Aktivis Lingkungan Kerap Dikriminalisasi, Partai Ummat Kerjasama dengan Walhi

  • Whatsapp

JAKARTA, Ceklissatu.com – Partai Ummat prihatin akan banyaknya kasus kriminalisasi aktivis dan serangan fisik secara terang-terangan, yang merupakan satu paket dengan kejahatan perusakan lingkungan hidup yang masih terjadi sampai hari ini.

Yang tidak kalah memprihatinkan, kata Ketua DPP Partai Ummat Bidang Lingkungan Hidup Iman Masfardi, pemerintah tidak berubah dalam memposisikan aktivis lingkungan hidup sejak Orde Baru.
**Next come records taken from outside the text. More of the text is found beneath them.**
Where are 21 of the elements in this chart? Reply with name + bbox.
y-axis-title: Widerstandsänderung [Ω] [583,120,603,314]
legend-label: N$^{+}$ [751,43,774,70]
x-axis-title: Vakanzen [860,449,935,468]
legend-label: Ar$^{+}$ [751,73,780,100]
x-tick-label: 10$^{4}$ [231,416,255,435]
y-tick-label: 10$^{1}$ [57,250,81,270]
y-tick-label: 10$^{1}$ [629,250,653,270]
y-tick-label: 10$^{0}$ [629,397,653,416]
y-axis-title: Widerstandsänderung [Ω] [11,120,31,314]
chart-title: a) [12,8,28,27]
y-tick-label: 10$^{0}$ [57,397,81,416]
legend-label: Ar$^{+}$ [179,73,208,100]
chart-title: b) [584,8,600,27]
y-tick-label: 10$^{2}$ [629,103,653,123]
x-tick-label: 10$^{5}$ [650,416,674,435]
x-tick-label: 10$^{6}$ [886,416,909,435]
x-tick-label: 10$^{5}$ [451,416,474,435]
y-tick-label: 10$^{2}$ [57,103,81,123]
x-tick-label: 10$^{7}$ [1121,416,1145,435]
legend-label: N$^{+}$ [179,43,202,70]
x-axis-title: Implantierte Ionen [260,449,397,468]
“Masyarakat yang memperjuangkan sumber kehidupan dan kelestarian lingkungan hidup, serta aktivis yang melakukan advokasi, masih dicap sebagai penghambat investasi,” kata Iman Masfardi, Senin (20/9).

Hal ini disampaikan Iman Masfardi sehubungan dengan berlangsungnya Pertemuan Nasional Lingkungan Hidup (PNLH), yaitu forum tertinggi perumusan kebijakan dan pergantian pengurus, Wahana Lingkungan Hidup Indonesia (Walhi) di Makasar pada 19-22 September.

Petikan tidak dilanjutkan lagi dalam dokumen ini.